Originally published at notwhatwemeant.com (no longer active)
Okay, so there were those Batman films recently, the cool ones. And there’s Arkham City which I haven’t played yet but it’s supposed to be pretty sweet. Batman’s kind of the hip, with-it thing these days, as far as DC characters go.
Which is weird. Cool kids shouldn’t like Batman, they should like Superman. Not because he’s a better character (because he isn’t, he’s naff as all fuck), but because he’s one of them.
Superman is the super hipster.
I mean just look at him. His glasses, his hair, his clothes. The only thing stopping him from riding a fixed-gear bicycle is the fact that he can fly. If Clark Kent existed in the real world he wouldn’t be a reporter, he’d be posting about his exploits on tumblr.
DC (and its monolithic parent, Time Warner) have put a lot of work into making Batman cool, gritty, relevant. But with Superman they played the long game. Because he’s looked this way for a long time. He predates the hipsters by decades. He can say he was into oversized spectacles before they were cool and genuinely mean it. This scene must have been repeated endlessly in the DC offices: “Should we give him cool spiky hair?” one illustrator asks. “No,” says the editorial staff, “Let’s keep the overly slick, combed back professor look.” “But kids don’t think that’s cool!” wails the illustrator (this is probably happening somewhere around 1998). “Don’t worry,” says the editor, “They will eventually.”

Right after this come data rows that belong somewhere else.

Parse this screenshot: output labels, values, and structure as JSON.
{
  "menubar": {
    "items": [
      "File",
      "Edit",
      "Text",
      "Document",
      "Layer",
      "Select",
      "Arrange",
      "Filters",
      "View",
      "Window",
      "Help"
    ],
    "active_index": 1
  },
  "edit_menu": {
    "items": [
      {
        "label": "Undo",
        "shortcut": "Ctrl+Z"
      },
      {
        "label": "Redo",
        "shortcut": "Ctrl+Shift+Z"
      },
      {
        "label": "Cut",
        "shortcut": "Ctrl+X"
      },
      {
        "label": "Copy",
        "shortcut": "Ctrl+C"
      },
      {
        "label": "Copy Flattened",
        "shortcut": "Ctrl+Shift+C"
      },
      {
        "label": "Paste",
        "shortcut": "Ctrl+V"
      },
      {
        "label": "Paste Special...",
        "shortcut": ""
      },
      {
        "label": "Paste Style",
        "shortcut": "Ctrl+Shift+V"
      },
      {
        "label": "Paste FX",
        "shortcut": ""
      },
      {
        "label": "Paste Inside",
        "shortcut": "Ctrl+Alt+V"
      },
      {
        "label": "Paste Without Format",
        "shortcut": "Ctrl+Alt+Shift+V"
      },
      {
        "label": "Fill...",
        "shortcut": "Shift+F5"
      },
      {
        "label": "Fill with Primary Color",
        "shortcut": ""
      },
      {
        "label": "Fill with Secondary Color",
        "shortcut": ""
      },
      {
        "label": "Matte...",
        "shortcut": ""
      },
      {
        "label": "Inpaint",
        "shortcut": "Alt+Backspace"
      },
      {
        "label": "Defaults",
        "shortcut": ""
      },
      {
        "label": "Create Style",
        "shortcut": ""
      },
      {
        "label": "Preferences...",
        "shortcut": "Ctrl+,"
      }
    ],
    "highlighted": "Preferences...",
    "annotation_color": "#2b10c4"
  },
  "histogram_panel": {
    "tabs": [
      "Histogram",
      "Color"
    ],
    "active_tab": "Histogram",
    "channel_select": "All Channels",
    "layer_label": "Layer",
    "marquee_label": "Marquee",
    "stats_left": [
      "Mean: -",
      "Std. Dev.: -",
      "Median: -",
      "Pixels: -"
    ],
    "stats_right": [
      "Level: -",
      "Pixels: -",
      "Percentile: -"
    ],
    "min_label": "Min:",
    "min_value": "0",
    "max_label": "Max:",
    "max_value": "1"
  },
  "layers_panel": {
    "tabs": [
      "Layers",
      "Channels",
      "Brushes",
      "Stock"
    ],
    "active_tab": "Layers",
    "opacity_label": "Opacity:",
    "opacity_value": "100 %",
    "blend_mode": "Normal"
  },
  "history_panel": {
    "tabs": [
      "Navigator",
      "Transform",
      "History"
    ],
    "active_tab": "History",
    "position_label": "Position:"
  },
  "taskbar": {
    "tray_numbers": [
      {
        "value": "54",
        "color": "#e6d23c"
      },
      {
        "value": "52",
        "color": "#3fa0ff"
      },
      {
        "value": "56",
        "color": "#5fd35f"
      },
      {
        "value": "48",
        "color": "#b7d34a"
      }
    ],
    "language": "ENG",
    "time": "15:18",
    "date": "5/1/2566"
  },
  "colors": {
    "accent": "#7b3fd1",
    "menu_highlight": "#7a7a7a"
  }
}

And now that time has come. Cassette 9 and Whammy are full of people dressed like Clark Kent, all sweater vests and thick-rimmed confidence.
It totally lines up with the music, too. Superman is like the Mumford & Sons of comics: quietly powerful, emotive yet twee. He would listen to alt-country. Batman, by contrast, is like Slipknot or Mudvayne – deep-seated rage processed through technical, acrobatic proficiency. That’s not even remotely hipster.
And the whole ethos of Superman fits with indie kids these days too. Superman is a god who pretends to be a geek, and they can totally get on board with that. They like the idea that awkwardly dressed, meek-mannered nerds can secretly be something awesome because it supports their belief that despite being awkwardly dressed and fucking bland themselves, they’re right in thinking that secretly within them there’s something unique and special. Even if they can’t fly, they can express this uniqueness by listening to Pavement on vinyl and hunting down just the right pair of second-hand, brown leather shoes.
Finally, Superman is outdated. As an idea. He’s not timeless the way DC would like to portray him. Batman is timeless – obsessive revenge is a human constant. And the X-Men are timeless, because there will always be underdogs and they will always feel freakish in a way that can empathise with blue fur or an inability to touch other people.
But Superman isn’t timeless, not really. He’s a mid-Twentieth Century idea. The clothes, the hair, the hopeful, America-best attitude, the idea of having a ‘pal’ like Jimmy Olsen and a dog that wears a cape (I mean he even works at a fucking newspaper – since when have they been relevant?). These things all scream 30s-to-50s America. And the storytelling is an older style, too – no complicated ethical grey areas, no weary anti-hero grimacing. Just a good man trying to do good, hard work. An American making the world a better place, because he has the power to do so. That’s an idea from before the Vietnam War if ever there was one.
But what’s that got to do with hipsters? Everything. Superman is from the past. That means he’s retro.
So think about this, you indie fucks, as you’re rolling up the cuffs of your Bane-inspired cargo pants, or ironically writing ‘Why so serious’ in the About Me section of your pinterest account. You’re backing the wrong horse. You’re following the wrong hero. Batman isn’t for you, because Batman is about rage and actual nastiness in a way that you will never need to consider. Go with Superman. Accept your nice hero. Your big blue boy scout. A hero for whom being dapper and quietly smug is enough, just like you.